Peluso, nella stessa intervista, ha posto anche il problema della videosorveglianza, chiedendosi quando le telecamere sarebbero state realmente portate in Questura e sottolineando le difficoltà operative di un sistema che, se non è collegato e utilizzabile in tempo utile, rischia di restare un mero arredo tecnologico. Ha parlato anche della necessità di affrontare la movida e della presenza delle istituzioni. Se le telecamere ci sono, devono funzionare. Se alcuni luoghi diventano ritrovi abituali di inciviltà, vanno presidiati. Se chi danneggia viene identificato deve pagare. Con sanzioni, denunce quando ci sono reati, risarcimenti e lavori di pubblica utilità. Chi sporca la città dovrebbe pulirla. Chi rompe dovrebbe riparare.

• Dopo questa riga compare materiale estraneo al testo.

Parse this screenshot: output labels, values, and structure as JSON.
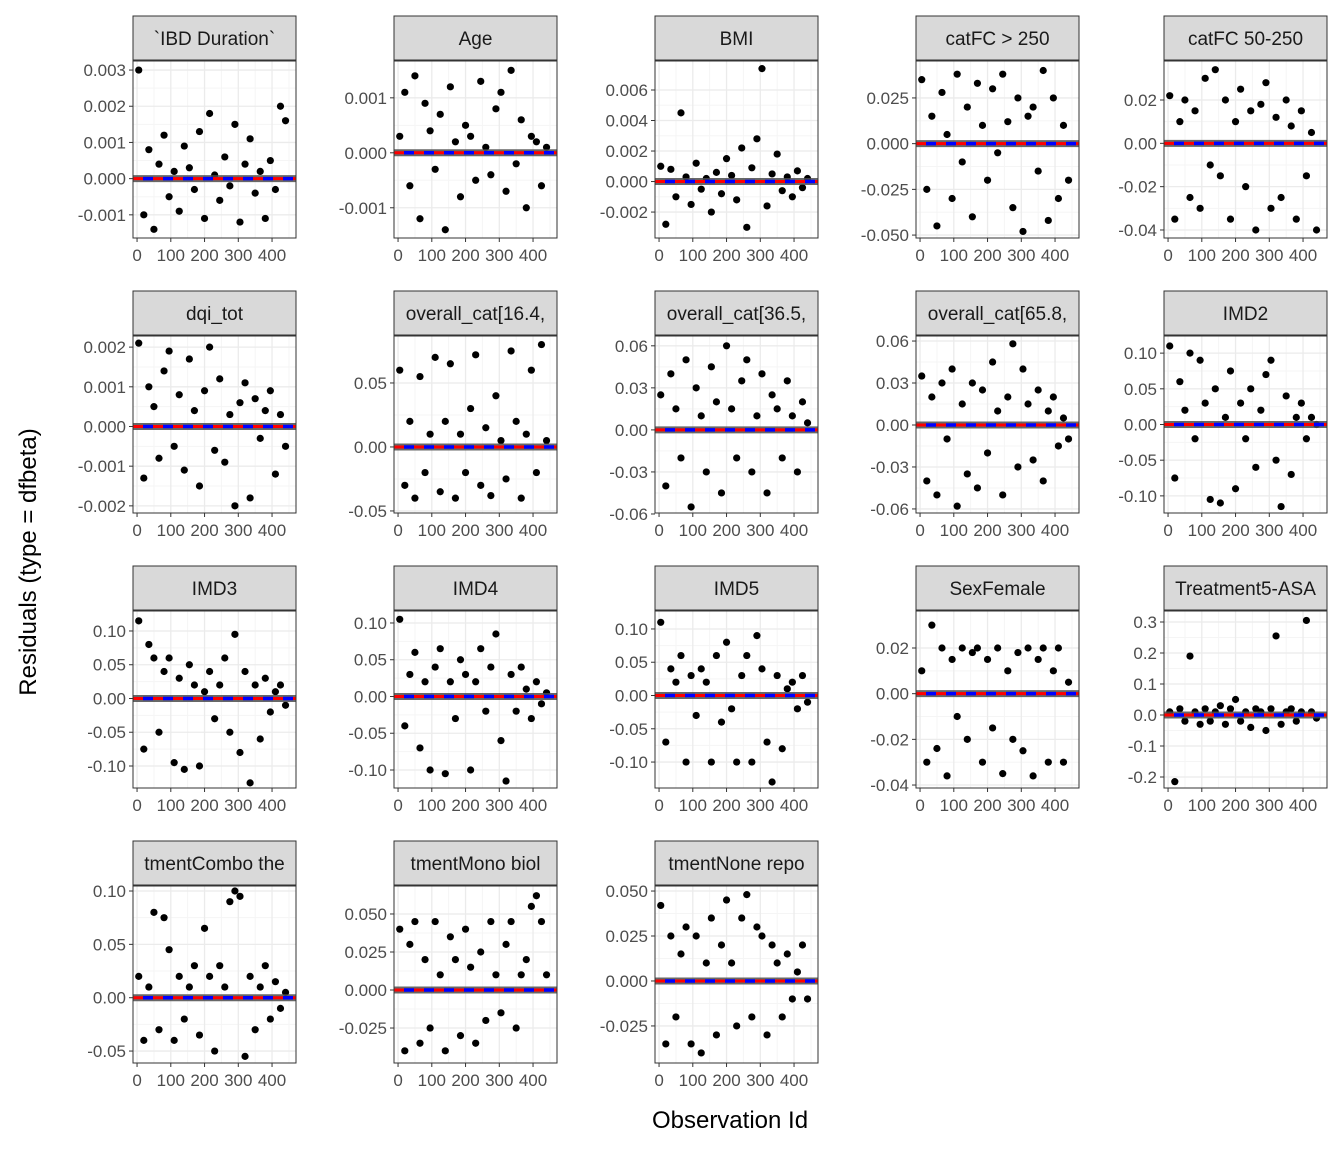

C’è poi il grande nodo della Polizia Municipale. Nell’intervista, Peluso ha evidenziato criticità legate alla presenza dei vigili urbani, alla necessità di investire sugli straordinari, all’organizzazione del servizio e alla possibilità di forme di collaborazione con Comuni limitrofi. Parole chiare per dire che la sicurezza urbana non può essere scaricata soltanto su Questura, Carabinieri e Prefettura.
Il centro storico non può essere ricordato soltanto nelle brochure, nelle passeggiate istituzionali o nei post nostalgici con le foto in bianco e nero. Il centro storico va abitato, difeso, curato. E non si può pretendere che i residenti sopportino tutto in nome di una vitalità notturna.
Isernia paga da anni un doppio abbandono: uno svuotamento economico e sociale (serrande abbassate, servizi impoveriti, giovani che vanno via) e una gestione debole del degrado quotidiano: la bottiglia spaccata, il muro imbrattato, il portone colpito, il vicolo trasformato in latrina, la rissa all’angolo, l’urlo alle tre del mattino.
Servono controlli mirati nelle ore critiche. Serve ascoltare i residenti, coinvolgere gli esercenti e i proprietari dei locali. Serve verificare la vendita di alcol, soprattutto ai minori. Serve una risposta culturale: chi piscia in un vicolo, chi sfonda un portone, chi urla sotto le finestre alle tre di notte non dimostra rispetto. Non è solo maleducazione, è analfabetismo civico.
È il fallimento di famiglie assenti, scuole lasciate sole, istituzioni e comunità.